The moral of this story is a customer that wants a refund can be difficult about it. But can be turned back into a loyal customer if they receive understanding and compensation. It doesn’t even have to be in the form of a refund. But ignoring them or antagonizing them is only going to do more damage to your business and its reputation than the refund is usually worth. Most difficult customers aren’t that difficult once you initiate customer service that actually addresses their issues and their concerns.

Customer Service Tips

This article from Customer Service Manager offers five tips for dealing positively with difficult customers. Those five tips all hinge on engaging the customer’s emotions. As the article states in its conclusion: “Make no mistake about it; customers, be they internal or external, are primarily driven by their emotions. It’s therefore important to use human responses in any interaction particularly when a customer is upset or angry. If customers like you and feel that you care, then they’re more likely to accept what you say and forgive your mistakes.”

The tips break down to:

  • Have a thick skin. Be aware the customer is going to be angry and upset and don’t let that get to you.
  • Listen. Listen to what they have to say.
  • Don’t use the word sorry. Sorry, the article says is overused and has little impact with difficult customers.
  • Show empathy. The customer is upset and empathy will help mollify their anger.
  • Build a rapport. While empathizing with the customer opens the door for you, building a rapport gets you to your destination — customer service.

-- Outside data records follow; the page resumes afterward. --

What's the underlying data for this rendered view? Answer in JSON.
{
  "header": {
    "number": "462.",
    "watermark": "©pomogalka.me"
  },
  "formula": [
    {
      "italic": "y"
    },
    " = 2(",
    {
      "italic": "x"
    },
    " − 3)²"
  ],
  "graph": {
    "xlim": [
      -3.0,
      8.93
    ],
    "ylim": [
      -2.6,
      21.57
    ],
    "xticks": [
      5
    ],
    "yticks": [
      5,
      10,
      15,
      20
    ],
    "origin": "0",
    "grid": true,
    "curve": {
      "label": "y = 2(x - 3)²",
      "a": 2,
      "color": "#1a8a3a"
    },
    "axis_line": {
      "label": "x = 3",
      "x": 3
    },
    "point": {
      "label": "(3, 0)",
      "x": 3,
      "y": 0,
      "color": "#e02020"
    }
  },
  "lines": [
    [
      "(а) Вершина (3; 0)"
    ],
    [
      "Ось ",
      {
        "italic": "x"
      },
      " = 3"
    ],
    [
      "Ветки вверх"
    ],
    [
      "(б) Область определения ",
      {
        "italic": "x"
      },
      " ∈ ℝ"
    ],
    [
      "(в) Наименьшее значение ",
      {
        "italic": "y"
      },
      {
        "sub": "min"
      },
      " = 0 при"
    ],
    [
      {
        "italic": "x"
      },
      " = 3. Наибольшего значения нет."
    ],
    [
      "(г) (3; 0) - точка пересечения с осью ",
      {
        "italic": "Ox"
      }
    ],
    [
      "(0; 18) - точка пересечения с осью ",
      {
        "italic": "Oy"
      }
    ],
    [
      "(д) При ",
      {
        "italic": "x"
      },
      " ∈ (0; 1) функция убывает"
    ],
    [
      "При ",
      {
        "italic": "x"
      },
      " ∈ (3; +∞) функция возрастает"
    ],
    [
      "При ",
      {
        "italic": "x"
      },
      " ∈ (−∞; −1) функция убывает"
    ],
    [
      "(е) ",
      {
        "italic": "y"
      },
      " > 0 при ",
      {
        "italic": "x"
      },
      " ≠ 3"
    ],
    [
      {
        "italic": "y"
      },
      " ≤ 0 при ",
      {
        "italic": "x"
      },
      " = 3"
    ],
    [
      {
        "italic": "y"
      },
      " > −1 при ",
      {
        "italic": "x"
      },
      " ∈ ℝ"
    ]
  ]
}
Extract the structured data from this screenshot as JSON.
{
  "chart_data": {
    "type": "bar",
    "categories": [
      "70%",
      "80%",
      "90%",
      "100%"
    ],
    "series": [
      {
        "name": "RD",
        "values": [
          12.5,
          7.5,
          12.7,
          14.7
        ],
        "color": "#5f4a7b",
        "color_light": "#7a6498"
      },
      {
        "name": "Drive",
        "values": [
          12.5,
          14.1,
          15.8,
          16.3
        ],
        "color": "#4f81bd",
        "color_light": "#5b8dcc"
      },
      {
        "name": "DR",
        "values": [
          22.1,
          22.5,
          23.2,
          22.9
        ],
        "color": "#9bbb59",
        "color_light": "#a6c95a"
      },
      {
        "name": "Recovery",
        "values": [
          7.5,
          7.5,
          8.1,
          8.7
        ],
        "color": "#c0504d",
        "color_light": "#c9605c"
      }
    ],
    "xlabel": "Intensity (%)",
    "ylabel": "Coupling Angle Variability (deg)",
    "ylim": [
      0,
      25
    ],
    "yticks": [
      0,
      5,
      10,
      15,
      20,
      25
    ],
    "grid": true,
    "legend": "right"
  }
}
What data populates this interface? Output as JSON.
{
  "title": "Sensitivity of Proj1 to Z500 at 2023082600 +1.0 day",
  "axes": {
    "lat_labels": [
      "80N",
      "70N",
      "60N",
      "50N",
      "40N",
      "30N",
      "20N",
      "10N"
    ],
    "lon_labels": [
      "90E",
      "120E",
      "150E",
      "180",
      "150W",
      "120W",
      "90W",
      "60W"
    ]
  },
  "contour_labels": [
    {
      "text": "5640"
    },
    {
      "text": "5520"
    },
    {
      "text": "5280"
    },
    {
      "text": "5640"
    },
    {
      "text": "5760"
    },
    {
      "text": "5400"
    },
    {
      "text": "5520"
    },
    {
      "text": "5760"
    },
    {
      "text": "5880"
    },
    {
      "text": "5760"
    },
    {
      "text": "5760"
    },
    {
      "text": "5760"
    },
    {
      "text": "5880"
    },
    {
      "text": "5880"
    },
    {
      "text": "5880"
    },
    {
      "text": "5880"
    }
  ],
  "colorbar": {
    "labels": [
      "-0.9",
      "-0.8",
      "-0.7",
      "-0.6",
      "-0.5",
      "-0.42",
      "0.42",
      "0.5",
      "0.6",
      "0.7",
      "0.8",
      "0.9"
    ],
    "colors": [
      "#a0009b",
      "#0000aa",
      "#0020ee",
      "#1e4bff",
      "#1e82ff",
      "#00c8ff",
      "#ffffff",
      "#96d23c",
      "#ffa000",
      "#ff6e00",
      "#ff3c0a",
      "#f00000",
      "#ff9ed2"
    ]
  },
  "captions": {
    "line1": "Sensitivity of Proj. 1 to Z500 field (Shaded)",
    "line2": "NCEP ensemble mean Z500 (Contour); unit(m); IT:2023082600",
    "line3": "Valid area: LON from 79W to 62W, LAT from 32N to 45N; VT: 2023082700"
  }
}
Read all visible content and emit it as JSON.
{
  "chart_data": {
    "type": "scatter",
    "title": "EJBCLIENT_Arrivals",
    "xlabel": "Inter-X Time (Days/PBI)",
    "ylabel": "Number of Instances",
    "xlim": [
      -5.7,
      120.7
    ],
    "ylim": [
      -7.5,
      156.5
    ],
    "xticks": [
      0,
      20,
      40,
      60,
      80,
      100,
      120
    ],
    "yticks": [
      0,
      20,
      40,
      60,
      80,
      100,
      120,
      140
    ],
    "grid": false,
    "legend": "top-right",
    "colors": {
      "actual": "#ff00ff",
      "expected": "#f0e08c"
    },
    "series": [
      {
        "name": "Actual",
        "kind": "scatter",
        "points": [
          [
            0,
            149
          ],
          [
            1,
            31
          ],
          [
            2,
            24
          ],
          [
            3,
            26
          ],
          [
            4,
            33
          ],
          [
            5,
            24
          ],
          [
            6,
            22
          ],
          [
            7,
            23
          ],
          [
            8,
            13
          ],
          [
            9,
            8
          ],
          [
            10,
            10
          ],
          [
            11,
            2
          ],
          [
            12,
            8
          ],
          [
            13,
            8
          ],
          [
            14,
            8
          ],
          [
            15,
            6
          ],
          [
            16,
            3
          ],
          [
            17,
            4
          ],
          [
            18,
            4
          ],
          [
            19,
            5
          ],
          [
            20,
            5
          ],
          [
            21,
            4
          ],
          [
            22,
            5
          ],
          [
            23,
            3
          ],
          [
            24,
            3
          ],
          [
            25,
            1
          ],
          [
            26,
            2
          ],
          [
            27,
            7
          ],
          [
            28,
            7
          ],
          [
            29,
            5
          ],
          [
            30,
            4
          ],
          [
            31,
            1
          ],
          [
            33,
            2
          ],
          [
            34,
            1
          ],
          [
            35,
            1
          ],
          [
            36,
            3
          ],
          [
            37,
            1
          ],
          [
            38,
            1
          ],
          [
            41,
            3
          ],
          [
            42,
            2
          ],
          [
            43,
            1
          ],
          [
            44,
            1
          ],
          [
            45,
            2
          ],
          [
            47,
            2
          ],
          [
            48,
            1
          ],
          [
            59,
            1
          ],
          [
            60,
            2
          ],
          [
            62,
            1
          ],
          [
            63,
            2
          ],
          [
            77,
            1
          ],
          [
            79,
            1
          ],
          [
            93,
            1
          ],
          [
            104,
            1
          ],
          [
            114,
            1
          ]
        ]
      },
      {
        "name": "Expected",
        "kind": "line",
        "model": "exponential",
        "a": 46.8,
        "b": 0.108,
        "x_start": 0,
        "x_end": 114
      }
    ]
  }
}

Most other lists I’ve found on how to deal with difficult customers breaks down to a similar set of tips. The important tips that I repeatedly ran into were all a variation on listening to the customer, showing them understanding and not letting their anger get to you. It all comes back to giving the customer your time, your ear and your energy. Giving them the attention they need to service them and address their issues. You do this and most of the customer service complaints you get are defused. You turn many of these customers into loyal fans of your business who will turn around and spread the news that you give excellent service. You attract more business and build a reputation for your business.

For me, the bottom line of customer service is this: There’s no such thing as gamer entitlement. Those gamers are customers who purchased your product and they are entitled to quality customer service. If you run a video game company you should beat the pants off of your competitors by being one that gives quality customer service. You’ll set yourself apart from the ones that are painting their own customers as the villains and themselves as the victim of a group of people who simply want what they paid for.